Natural marble has certain limitations that have now been overcome thanks to the development of technological marble: a material offering major technical and visual benefits. This article will introduce how and where to use technological marble in interiors and what its advantages are.
Technological marble was developed out of the need to overcome the limitations of natural stone for use in current architecture and to respond to a lack of availability. Technological marble comprises between 91 and 96% natural marble combined with resins and other products through engineered stone technology based on vibro-compression.
What advantages does it offer over natural stone?
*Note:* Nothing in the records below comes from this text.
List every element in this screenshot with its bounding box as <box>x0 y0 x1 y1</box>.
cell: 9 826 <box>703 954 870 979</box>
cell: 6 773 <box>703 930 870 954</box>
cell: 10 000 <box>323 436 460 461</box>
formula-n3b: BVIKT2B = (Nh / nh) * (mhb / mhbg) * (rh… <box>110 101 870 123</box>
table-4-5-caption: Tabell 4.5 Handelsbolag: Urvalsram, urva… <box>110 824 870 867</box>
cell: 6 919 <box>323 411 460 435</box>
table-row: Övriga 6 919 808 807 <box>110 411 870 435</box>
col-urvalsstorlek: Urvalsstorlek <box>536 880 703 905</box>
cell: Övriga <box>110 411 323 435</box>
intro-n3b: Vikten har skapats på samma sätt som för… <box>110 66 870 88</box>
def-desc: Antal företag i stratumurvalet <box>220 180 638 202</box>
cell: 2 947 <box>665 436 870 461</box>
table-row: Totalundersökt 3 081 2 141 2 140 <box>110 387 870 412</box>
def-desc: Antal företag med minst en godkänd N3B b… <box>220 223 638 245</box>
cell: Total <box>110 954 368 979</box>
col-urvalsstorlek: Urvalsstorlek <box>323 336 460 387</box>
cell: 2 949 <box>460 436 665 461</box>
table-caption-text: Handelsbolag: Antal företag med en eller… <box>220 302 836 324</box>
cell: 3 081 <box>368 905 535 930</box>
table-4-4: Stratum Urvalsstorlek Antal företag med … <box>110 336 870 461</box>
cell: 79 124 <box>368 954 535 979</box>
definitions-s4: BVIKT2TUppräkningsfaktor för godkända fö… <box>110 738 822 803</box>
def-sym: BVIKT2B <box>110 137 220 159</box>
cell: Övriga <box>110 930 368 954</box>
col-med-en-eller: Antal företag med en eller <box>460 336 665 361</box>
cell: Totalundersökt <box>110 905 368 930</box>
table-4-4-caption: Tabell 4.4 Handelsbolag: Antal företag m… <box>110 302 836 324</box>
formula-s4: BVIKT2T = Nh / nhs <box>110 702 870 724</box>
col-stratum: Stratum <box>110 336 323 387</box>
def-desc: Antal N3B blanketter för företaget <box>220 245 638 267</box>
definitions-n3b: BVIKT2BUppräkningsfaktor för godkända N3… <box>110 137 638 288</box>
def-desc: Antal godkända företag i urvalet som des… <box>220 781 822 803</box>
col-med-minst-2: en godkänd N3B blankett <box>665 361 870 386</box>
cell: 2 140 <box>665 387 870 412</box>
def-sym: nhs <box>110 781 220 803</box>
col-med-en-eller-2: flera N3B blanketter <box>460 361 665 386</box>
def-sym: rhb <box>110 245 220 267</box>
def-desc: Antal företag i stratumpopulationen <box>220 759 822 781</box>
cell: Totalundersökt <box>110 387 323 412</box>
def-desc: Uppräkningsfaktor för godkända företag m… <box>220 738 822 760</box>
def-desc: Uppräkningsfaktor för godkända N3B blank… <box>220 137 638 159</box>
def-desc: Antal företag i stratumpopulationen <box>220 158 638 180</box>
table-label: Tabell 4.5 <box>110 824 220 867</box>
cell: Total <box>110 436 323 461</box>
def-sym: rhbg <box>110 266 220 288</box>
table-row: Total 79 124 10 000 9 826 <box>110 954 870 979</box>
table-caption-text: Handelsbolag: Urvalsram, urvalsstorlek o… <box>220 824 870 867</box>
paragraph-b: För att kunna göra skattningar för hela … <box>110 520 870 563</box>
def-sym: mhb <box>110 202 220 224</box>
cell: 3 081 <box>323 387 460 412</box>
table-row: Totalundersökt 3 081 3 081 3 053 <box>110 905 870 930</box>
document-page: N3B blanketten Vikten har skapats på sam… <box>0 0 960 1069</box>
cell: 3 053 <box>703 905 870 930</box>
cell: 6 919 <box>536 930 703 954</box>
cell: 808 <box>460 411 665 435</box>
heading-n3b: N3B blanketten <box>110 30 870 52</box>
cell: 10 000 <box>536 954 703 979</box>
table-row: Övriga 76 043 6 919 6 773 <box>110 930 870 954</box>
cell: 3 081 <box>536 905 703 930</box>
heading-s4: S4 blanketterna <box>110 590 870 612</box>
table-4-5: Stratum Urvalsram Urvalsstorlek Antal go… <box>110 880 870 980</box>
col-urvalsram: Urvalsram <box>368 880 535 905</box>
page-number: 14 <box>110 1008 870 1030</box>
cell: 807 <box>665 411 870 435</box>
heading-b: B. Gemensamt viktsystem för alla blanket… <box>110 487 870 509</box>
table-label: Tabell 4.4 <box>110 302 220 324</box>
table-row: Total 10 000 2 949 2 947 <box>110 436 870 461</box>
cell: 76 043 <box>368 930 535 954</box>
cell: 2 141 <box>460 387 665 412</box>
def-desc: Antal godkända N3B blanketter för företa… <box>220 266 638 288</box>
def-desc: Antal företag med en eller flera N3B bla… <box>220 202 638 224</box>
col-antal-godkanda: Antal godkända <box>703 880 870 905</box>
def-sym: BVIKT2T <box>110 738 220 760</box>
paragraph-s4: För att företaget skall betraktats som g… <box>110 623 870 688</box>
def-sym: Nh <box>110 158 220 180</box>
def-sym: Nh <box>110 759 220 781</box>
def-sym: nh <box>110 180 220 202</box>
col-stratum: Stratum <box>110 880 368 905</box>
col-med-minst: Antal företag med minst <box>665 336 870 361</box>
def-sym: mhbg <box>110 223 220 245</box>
Technological marble could be said to be an evolution in marble that responds to the requirements of design professionals and architecture. In this sense, it offers a completely homogenous hue—something that cannot be achieved with natural marble and which places limits when constructing large-scale surfaces. Moreover, as with natural stone, it can be polished and its appearance maintained for a longer period. It is also highly resistant since, despite it having a very similar firmness to natural stone, it offers greater flexibility. Other highlights include its near-zero porosity and being lighter than natural stone.
Where can it be used?
In terms of spaces, these can be split into two types: private homes and public or high traffic spaces. It is highly recommended for homes as it is easy to clean and offers near-zero porosity. Technological marble works well for flooring, walls and decorative finishes thanks to its great visual appeal and quality. In terms of public spaces, it is often used in airports, train stations, shopping centres or office buildings. Given its aforementioned standardised tone, it can be used to create large-scale surface areas that act as a single element, as well as offering high resistance and easy upkeep. With regard to specific uses, its easy handling means it can be used on stairs, as a finish for chimneys, on doors and windows, and even in fixtures and fittings.